LE CAS, à l’origine de la saisine, est « à bien des égards dramatique », note l’organe consultatif qui peut être saisi à tout moment par toute personne physique ou morale sur une question d’ordre éthique en relation avec la pathologie cancéreuse. Un jeune homme de 27 ans a été hospitalisé au centre de neurologie de l’hôpital Pierre Wertheimer à Bron (Lyon) à la fin octobre 2011. Les médecins lui ont diagnostiqué un gliome du tronc cérébral. « La tumeur est importante, pourtant elle n’a été révélée qu’à son arrivée à l’hôpital, malgré les soins donnés par l’administration pénitentiaire où il était détenu depuis avril 2011. Aujourd’hui, ce jeune homme est décédé. Selon ses propos, rapportés par son entourage, son état de souffrance n’a pas alerté le service médical du centre de détention pour que celui-ci fasse le nécessaire afin de lui faire bénéficier d’une prise en charge de ses symptômes ».

Horaires d’ouverture.

Le comité, qui s’est interrogé sur les conditions d’incarcération et ses conséquences en terme de perte de chance (diagnostic et prise en charge) pour un patient atteint de cancer, a auditionné plusieurs personnalités de l’institution pénitentiaire*. Tout en rappelant que « le seul droit dont est privée une personne emprisonnée est la liberté », le comité souligne les difficultés dans l’accès et la mise en œuvre des soins. Ainsi dans les situations d’urgence, la demande de consultation doit être relayée par le personnel pénitentiaire. « Or, si la formation du personnel de surveillance comporte un module de sensibilisation à la prise en charge sanitaire, celle-ci reste sans doute insuffisante puisque la santé ne relève pas de la mission première du personnel pénitentiaire ».

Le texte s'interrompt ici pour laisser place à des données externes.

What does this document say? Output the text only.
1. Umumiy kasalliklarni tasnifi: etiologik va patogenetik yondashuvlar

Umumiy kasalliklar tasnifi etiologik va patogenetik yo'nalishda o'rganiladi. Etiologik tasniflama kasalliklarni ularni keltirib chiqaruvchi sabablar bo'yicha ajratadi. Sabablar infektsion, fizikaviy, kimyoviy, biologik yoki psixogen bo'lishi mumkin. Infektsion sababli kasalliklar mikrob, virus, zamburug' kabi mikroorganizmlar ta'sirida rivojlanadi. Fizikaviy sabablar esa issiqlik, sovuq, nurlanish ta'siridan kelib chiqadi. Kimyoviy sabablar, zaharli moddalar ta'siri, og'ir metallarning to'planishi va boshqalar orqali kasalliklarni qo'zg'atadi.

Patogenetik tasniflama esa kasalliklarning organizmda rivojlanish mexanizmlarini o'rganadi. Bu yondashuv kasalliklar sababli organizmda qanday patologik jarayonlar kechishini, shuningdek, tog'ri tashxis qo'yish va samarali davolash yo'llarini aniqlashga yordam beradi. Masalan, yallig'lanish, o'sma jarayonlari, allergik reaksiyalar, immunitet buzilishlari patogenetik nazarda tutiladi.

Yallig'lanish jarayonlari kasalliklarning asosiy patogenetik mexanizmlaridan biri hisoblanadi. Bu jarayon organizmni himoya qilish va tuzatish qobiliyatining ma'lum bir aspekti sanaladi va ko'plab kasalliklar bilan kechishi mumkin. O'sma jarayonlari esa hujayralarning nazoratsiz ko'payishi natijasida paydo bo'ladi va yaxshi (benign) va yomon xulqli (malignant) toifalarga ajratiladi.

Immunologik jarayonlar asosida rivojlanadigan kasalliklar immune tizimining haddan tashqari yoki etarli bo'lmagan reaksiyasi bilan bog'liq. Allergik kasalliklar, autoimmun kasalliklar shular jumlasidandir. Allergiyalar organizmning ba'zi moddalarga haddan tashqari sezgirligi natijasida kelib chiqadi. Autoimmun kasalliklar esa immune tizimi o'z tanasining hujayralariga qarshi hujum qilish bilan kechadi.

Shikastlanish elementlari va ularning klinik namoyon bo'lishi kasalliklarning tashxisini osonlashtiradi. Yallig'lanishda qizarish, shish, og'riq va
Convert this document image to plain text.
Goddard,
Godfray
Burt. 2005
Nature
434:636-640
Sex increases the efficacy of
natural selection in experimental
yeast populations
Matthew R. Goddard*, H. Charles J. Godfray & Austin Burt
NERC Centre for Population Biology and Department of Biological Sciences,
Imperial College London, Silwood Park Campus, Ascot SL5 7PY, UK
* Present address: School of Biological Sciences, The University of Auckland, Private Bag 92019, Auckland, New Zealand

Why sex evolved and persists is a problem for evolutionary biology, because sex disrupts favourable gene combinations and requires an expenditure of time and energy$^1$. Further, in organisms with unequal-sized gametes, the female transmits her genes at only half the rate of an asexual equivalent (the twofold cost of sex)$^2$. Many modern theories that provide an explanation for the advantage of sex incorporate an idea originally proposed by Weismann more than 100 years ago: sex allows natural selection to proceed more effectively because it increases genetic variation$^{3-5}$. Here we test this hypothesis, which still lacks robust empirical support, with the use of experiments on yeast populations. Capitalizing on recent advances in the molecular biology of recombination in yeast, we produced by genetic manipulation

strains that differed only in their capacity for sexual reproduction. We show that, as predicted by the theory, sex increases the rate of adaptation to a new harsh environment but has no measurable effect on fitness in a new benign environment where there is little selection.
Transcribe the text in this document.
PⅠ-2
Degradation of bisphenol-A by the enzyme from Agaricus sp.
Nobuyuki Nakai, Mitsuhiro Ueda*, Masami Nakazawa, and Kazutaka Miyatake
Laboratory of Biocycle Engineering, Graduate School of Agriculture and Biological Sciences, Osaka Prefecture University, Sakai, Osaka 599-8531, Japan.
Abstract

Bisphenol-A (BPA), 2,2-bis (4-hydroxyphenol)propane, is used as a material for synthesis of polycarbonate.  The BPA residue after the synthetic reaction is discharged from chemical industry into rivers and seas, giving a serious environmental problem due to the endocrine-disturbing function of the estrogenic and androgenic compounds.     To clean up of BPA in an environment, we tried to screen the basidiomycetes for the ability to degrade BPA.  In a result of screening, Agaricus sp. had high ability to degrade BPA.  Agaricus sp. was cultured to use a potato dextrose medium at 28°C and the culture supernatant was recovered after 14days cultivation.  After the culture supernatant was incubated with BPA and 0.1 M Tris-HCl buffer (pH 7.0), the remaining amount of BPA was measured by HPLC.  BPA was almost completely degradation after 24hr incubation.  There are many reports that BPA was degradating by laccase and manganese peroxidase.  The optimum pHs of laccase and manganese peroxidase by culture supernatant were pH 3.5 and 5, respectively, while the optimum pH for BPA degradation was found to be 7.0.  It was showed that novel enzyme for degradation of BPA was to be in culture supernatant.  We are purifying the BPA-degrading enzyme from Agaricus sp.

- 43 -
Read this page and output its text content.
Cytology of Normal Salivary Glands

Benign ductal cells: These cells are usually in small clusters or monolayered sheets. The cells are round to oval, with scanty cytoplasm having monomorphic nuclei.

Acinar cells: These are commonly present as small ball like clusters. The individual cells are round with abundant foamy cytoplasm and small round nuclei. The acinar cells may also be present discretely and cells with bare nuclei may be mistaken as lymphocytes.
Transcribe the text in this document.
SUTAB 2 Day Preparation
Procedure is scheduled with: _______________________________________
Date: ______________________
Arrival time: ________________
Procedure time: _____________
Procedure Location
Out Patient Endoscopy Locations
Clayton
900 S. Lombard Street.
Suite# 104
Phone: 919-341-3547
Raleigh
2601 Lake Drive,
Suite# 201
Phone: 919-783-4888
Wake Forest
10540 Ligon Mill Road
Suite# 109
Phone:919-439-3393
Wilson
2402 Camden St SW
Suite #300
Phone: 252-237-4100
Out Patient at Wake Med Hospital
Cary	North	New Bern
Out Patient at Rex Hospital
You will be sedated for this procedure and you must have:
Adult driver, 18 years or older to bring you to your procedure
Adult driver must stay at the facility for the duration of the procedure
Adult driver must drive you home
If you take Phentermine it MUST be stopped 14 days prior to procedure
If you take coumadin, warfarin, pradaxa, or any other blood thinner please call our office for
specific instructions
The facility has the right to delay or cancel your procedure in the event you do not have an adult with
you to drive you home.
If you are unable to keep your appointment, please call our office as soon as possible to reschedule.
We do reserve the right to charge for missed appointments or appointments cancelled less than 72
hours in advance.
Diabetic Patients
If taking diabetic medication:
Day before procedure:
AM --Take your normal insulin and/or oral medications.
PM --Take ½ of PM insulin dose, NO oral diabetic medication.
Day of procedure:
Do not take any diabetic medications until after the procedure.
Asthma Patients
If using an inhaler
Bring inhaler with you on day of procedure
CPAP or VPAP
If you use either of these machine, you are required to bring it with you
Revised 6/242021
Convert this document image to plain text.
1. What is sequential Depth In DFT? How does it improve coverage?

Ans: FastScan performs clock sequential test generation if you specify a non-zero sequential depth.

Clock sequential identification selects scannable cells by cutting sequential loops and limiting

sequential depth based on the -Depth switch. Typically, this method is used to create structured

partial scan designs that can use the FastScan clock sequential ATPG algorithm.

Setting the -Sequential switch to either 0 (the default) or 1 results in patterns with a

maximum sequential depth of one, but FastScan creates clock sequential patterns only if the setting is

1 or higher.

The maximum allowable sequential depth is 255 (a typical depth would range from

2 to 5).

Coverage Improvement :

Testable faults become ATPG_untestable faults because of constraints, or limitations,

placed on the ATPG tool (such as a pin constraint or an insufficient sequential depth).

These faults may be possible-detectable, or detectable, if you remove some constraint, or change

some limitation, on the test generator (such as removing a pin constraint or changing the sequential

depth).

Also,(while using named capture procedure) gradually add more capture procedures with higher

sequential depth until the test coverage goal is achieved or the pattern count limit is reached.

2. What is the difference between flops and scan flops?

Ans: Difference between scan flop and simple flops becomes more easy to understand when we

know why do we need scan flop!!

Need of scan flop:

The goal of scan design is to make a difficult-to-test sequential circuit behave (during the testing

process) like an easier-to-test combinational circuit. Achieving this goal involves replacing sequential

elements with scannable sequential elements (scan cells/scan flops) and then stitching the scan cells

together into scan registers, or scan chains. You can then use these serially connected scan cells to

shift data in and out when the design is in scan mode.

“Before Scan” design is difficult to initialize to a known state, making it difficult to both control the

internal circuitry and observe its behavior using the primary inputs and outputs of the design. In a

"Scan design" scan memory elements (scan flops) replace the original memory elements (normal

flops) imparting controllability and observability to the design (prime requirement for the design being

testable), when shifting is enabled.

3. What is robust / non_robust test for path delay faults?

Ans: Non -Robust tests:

Le comité constate « qu’un obstacle supplémentaire » se pose dans l’accès aux soins lorsque la demande de soins intervient en dehors des horaires d’ouverture de l’unité de consultations et de soins ambulatoire (UCSA) de l’établissement. Faire appel à un professionnel de santé extérieur occasionne des délais d’intervention parfois longs. Ces difficultés d’accès aux soins « constituent une discrimination par rapport aux personnes en liberté et pourraient comporter une perte de chance pour le détenu », estime le comité. D’autant que les troubles psychiatriques, fréquents au sein de la population carcérale, compliquent les rapports entre les personnels et les détenus. Parmi les solutions préconisées, le comité suggère que les détenus puissent avoir un accès direct au personnel soignant de l’UCSA. Les UCSA pourraient ainsi établir « des plages horaires de consultations sans rendez-vous préalable ». Dans les cellules, la mise en place d’un dispositif d’appel permettrait de signaler toutes les situations d’urgence médicale. En outre, dans le cas où une demande de consultation médicale d’un détenu ne serait pas répercutée « sans délai », il faudrait le considérer comme une faute professionnelle.

Fin de vie.

Autre sujet d’inquiétude, l’absence de données statistiques sur l’évolution de l’état de santé des détenus et sur l’activité de soins en milieu carcéral. « Cette absence d’informations ne permet pas la transparence requise et entrave l’adoption de mesures adaptées aux éventuelles anomalies, si elles existent », regrette le comité. Les ministères de la Justice et de la Santé doivent s’atteler à établir « un recueil de données sur l’activité médicale au sein des établissements et sur l’état de santé des détenus, non seulement à leur entrée en prison mais également tout au long de leur incarcération ». Enfin, s’agissant des détenus malades en fin de vie qui ne peuvent pas bénéficier d’une suspension de peine, le comité demande que les unités hospitalières sécurisées interrégionales (UHSI) puissent leur permettre d’avoir accès « à l’éventail des soins palliatifs comme tout autre malade en liberté ».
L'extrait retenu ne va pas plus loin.